Every language has words or phrases that address a concept particularly well, and often these can’t be translated into other languages. Sometimes we just use the original phrase, because it does the best job. A good example is the French je ne sais quoi, which means ‘a certain something’ – an indescribable quality that makes something or someone attractive or distinctive.  Many foreign phrases have that certain je ne sais quoi that our native tongues can’t match.

I’ve recently come across another phenomenon – where a non-native speaker creates a phrase that doesn’t exist in English, can’t really be called correct, and yet somehow describes the situation better than any phrases I can think of.
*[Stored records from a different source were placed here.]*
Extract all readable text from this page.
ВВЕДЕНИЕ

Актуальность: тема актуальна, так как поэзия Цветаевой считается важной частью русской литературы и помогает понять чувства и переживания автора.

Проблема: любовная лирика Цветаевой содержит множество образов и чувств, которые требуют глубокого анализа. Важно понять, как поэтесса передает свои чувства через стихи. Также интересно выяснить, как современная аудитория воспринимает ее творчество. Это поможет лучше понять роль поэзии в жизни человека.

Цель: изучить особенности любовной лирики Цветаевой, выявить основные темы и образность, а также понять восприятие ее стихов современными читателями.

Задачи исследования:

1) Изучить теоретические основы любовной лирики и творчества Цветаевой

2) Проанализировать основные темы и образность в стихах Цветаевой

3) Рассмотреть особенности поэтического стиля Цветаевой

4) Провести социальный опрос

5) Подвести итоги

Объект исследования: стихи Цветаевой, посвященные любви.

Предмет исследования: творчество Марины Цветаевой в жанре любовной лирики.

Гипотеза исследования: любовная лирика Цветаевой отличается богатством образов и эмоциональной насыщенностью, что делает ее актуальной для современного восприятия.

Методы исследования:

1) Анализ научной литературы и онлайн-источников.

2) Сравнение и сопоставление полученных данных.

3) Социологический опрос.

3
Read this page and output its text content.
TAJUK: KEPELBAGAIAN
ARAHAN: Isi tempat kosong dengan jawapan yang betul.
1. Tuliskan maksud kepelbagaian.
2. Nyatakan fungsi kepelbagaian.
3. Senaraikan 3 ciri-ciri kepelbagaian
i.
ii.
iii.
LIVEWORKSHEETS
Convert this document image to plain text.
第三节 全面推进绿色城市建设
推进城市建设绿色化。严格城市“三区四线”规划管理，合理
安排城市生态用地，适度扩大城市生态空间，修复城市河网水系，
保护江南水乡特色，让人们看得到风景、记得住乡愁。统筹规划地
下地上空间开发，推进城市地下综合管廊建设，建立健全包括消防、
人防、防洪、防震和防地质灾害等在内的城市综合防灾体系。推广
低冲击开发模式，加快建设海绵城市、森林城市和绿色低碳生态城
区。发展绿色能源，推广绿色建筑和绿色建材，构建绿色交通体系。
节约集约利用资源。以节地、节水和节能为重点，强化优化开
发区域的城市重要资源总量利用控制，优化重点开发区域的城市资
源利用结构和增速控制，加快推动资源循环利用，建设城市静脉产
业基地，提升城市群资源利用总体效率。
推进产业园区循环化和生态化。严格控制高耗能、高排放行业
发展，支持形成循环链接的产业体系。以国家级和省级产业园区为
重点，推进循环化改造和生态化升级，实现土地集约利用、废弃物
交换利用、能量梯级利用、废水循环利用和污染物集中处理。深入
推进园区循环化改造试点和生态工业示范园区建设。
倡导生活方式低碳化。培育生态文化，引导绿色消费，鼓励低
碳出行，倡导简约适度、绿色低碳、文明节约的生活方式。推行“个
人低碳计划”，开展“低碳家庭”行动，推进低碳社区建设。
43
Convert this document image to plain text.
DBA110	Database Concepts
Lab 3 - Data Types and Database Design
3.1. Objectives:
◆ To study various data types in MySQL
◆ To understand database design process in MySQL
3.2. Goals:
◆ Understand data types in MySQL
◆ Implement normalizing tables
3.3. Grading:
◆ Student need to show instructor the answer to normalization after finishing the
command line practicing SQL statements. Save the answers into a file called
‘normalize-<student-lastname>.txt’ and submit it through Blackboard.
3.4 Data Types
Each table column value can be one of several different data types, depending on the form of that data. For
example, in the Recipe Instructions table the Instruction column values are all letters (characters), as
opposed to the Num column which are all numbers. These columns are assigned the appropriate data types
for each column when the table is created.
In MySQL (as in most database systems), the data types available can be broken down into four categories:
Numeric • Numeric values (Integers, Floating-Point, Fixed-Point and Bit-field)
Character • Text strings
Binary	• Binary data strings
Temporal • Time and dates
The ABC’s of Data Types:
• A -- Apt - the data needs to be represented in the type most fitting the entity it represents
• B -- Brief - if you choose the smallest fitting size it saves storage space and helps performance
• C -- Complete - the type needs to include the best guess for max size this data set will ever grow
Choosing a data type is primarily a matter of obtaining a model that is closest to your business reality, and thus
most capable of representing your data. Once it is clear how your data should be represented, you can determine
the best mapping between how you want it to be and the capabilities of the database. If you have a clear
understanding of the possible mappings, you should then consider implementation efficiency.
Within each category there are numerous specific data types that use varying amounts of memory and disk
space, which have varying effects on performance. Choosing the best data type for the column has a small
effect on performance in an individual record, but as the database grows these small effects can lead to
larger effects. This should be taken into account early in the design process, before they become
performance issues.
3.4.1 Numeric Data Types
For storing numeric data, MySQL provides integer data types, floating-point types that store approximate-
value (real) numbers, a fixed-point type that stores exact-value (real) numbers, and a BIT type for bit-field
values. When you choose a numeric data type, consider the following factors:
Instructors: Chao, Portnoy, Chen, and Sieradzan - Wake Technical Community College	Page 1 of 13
In a movie review, the writer talks about how the actor manages to convey drama and suspense, all with “a cigarette, a handshake, and an eye look”.  Now, I know exactly what she means by eye look, even though it’s not standard English.  It’s more specific than facial expression, and glance doesn’t have enough strength to do the job.  The look in his eyes doesn’t really convey the same kind of eye contact, and everything else I can come up with just isn’t quite as simple or effective.

Yet, eye look is still not “correct”, and not for any reason I can put my finger on.  It’s just not a normal collocation.

I think that the fact that these days there are a lot more non-native speakers than native speakers of English will lead to many more examples like this, and maybe eventually getting the message across will be more important than the words that comprise it.